In a strange twist, Interior minister comes out in favor of recognizing non-Orthodox conversions despite government opposition. Avraham Poraz: Israel should not accept Orthodox “monopoly” over religious conversion.

It’s not over ’til it’s over. So say leaders of the Reform and Masorti/Conservative movements in Israel, whose long quest for recognition suffered a blow last week when the state Attorney’s Office officially expressed its opposition to non-Orthodox conversions performed in Israel.

While the prosecutor’s stand is discouraging, the leaders conceded, it isn’t necessarily a death blow because Avraham Poraz, the man who heads the all-important Ministry of the Interior, has come out in favor of Israel-based non-Orthodox conversions, provided the converts can prove that they are not converting for financial or other suspect reasons.

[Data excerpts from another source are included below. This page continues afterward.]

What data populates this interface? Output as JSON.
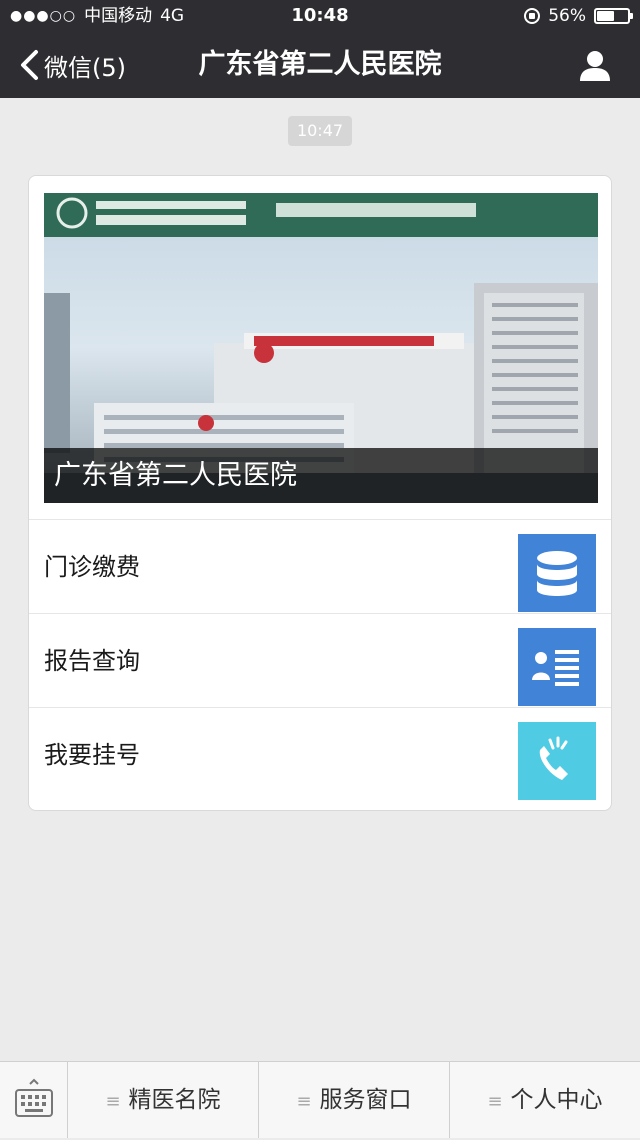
{
  "status_bar": {
    "carrier": "中国移动",
    "network": "4G",
    "time": "10:48",
    "battery": "56%",
    "battery_level": 0.56
  },
  "nav": {
    "back_label": "微信(5)",
    "title": "广东省第二人民医院"
  },
  "chat": {
    "timestamp": "10:47"
  },
  "card": {
    "cover_caption": "广东省第二人民医院",
    "items": [
      {
        "label": "门诊缴费",
        "icon": "database-icon",
        "color": "#4183d7"
      },
      {
        "label": "报告查询",
        "icon": "report-card-icon",
        "color": "#4183d7"
      },
      {
        "label": "我要挂号",
        "icon": "phone-call-icon",
        "color": "#4fcbe3"
      }
    ]
  },
  "bottom_menu": {
    "tabs": [
      {
        "label": "精医名院"
      },
      {
        "label": "服务窗口"
      },
      {
        "label": "个人中心"
      }
    ]
  },
  "colors": {
    "nav_background": "#2e2e32",
    "page_background": "#ebebeb",
    "tile_blue": "#4183d7",
    "tile_cyan": "#4fcbe3"
  }
}
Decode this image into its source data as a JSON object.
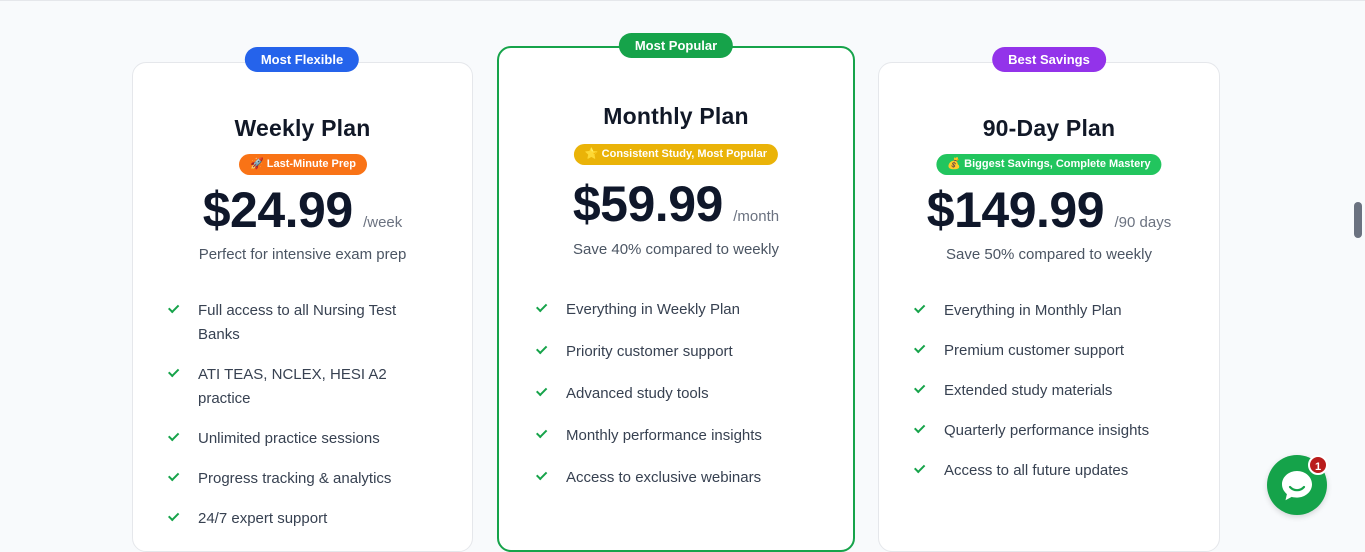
{
  "colors": {
    "flexible": "#2563eb",
    "popular": "#16a34a",
    "savings": "#9333ea",
    "tag_weekly": "#f97316",
    "tag_monthly": "#eab308",
    "tag_ninety": "#22c55e",
    "check": "#16a34a"
  },
  "plans": [
    {
      "badge": "Most Flexible",
      "title": "Weekly Plan",
      "tag_icon": "rocket-icon",
      "tag_text": "🚀 Last-Minute Prep",
      "price": "$24.99",
      "period": "/week",
      "note": "Perfect for intensive exam prep",
      "features": [
        "Full access to all Nursing Test Banks",
        "ATI TEAS, NCLEX, HESI A2 practice",
        "Unlimited practice sessions",
        "Progress tracking & analytics",
        "24/7 expert support"
      ]
    },
    {
      "badge": "Most Popular",
      "title": "Monthly Plan",
      "tag_icon": "star-icon",
      "tag_text": "⭐ Consistent Study, Most Popular",
      "price": "$59.99",
      "period": "/month",
      "note": "Save 40% compared to weekly",
      "features": [
        "Everything in Weekly Plan",
        "Priority customer support",
        "Advanced study tools",
        "Monthly performance insights",
        "Access to exclusive webinars"
      ]
    },
    {
      "badge": "Best Savings",
      "title": "90-Day Plan",
      "tag_icon": "money-bag-icon",
      "tag_text": "💰 Biggest Savings, Complete Mastery",
      "price": "$149.99",
      "period": "/90 days",
      "note": "Save 50% compared to weekly",
      "features": [
        "Everything in Monthly Plan",
        "Premium customer support",
        "Extended study materials",
        "Quarterly performance insights",
        "Access to all future updates"
      ]
    }
  ],
  "chat": {
    "icon": "chat-bubble-icon",
    "badge_count": "1"
  }
}
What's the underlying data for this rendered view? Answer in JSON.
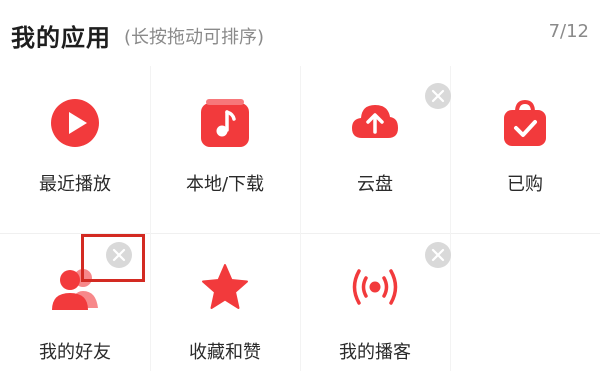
{
  "header": {
    "title": "我的应用",
    "hint": "(长按拖动可排序)",
    "count": "7/12"
  },
  "apps": [
    {
      "label": "最近播放",
      "icon": "play-icon",
      "removable": false
    },
    {
      "label": "本地/下载",
      "icon": "music-note-icon",
      "removable": false
    },
    {
      "label": "云盘",
      "icon": "cloud-upload-icon",
      "removable": true
    },
    {
      "label": "已购",
      "icon": "shopping-bag-icon",
      "removable": false
    },
    {
      "label": "我的好友",
      "icon": "friends-icon",
      "removable": true,
      "highlighted": true
    },
    {
      "label": "收藏和赞",
      "icon": "star-icon",
      "removable": false
    },
    {
      "label": "我的播客",
      "icon": "broadcast-icon",
      "removable": true
    }
  ],
  "colors": {
    "accent": "#f23a3c",
    "remove_badge": "#d9d9d9",
    "highlight_box": "#d32a22"
  }
}
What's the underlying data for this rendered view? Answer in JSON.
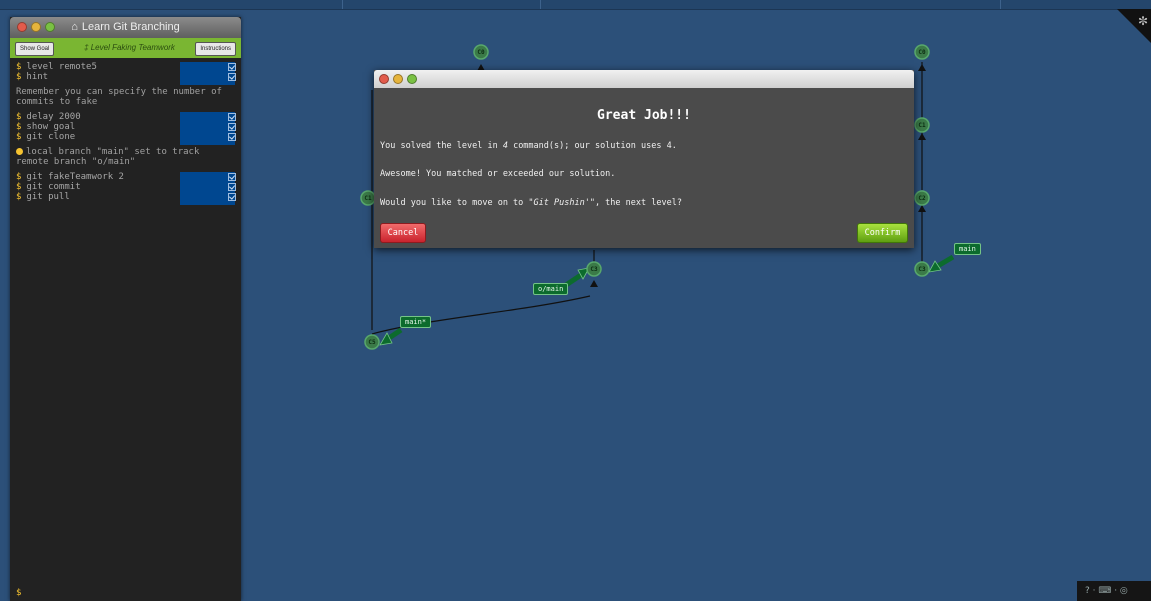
{
  "window": {
    "title": "Learn Git Branching"
  },
  "toolbar": {
    "show_goal": "Show Goal",
    "level_prefix": "Level",
    "level_name": "Faking Teamwork",
    "instructions": "Instructions"
  },
  "terminal": {
    "groups": [
      {
        "commands": [
          "level remote5",
          "hint"
        ]
      },
      {
        "note": "Remember you can specify the number of commits to fake"
      },
      {
        "commands": [
          "delay 2000",
          "show goal",
          "git clone"
        ]
      },
      {
        "note": "local branch \"main\" set to track remote branch \"o/main\"",
        "icon": "warning-icon"
      },
      {
        "commands": [
          "git fakeTeamwork 2",
          "git commit",
          "git pull"
        ]
      }
    ],
    "prompt": "$"
  },
  "graph": {
    "commits": {
      "left_c0": "C0",
      "left_c1": "C1",
      "left_c3": "C3",
      "left_c5": "C5",
      "right_c0": "C0",
      "right_c1": "C1",
      "right_c2": "C2",
      "right_c3": "C3"
    },
    "branches": {
      "left_main": "main*",
      "left_origin_main": "o/main",
      "right_main": "main"
    },
    "colors": {
      "background": "#2c5079",
      "commit_fill": "#3b7a48",
      "branch_fill": "#0c6b2d"
    }
  },
  "modal": {
    "title": "Great Job!!!",
    "line1_pre": "You solved the level in ",
    "line1_num": "4",
    "line1_post": " command(s); our solution uses 4.",
    "line2": "Awesome! You matched or exceeded our solution.",
    "line3_pre": "Would you like to move on to ",
    "line3_level": "\"Git Pushin'\"",
    "line3_post": ", the next level?",
    "cancel": "Cancel",
    "confirm": "Confirm"
  },
  "helpbar": {
    "text": "? · ⌨ · ◎"
  }
}
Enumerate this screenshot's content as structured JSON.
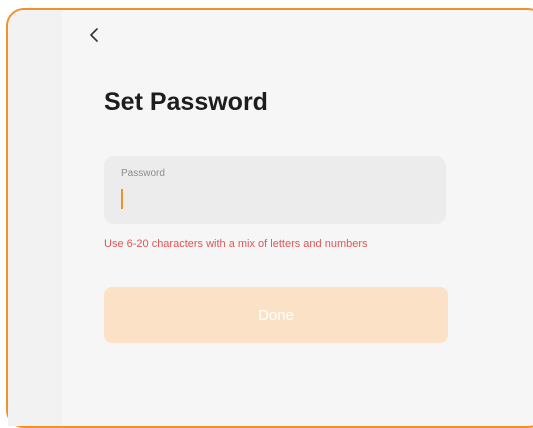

The standoff between the State Attorney Office, which represents the official position of the government, and Poraz, a government minister in the anti-Orthodox Shinui Party, is the latest — and perhaps final — chapter of a long court case with more twists and turns than the Taconic Parkway.

Five years ago the Reform movement in Israel petitioned the High Court of Justice to recognize 17 of its Israel-based converts when the Ministry of the Interior, then headed by the Orthodox Shas Party, refused to grant them citizenship.

Though residents of Israel, the converts went abroad to finalize their conversions after the High Court ruled that people who undergo non-Orthodox conversions outside Israel are eligible for Israeli citizenship. The government has never recognized non-Orthodox conversions performed in Israel.

After years of hearings, the case seemed close to being resolved when, in July, Poraz said he was prepared to recognize 16 of the 17 converts for the purposes of citizenship (the status of the 17th, an Arab from Gaza who was once married to a Jew, is still pending).

In a court-ordered letter to the Attorney General’s Office, Poraz stated that “we cannot accept the monopoly held by the Orthodox [establishment], which cannot provide an answer for tens of thousands of immigrants [who moved to Israel] under the Law of Return.” Poraz, whose party was embraced by Russian immigrants, at least a quarter of whom are not halachically Jewish, argued that Orthodox conversions are too stringent and require the convert to maintain a level of Jewish observance not required of people born Jewish.

To be an Orthodox convert in Israel, one must promise to eat strictly kosher food, keep the Sabbath and all holidays, and to send one’s children to Orthodox schools. Often, a rabbinical court will not convert a person unless his or her non-Orthodox Jewish spouse agrees to maintain an Orthodox lifestyle and live in an Orthodox community.

After reviewing responses submitted by both sides — and combining pending citizenship petitions from various parties — the High Court ruled in July that the Law of Return does indeed apply to non-Jews who move to Israel and then undergo a conversion in either Israel or abroad.

This ruling forced the Interior Ministry, which had refused to recognize Orthodox converts over non-Orthodox ones, to grant citizenship to Orthodox converts who had converted in Israel. Unfortunately for non-Orthodox converts, the court once again refused to comment on what, if any, status Reform and Conservative converts have under the July ruling. In the absence of clear guidelines, the government said, only Orthodox conversions should be recognized.

The Reform movement responded with yet another petition to the High Court, this time asking it to order the State Attorney to state why it will not recognize non-Orthodox conversions. The State Attorney officially expressed its opposition in mid-November.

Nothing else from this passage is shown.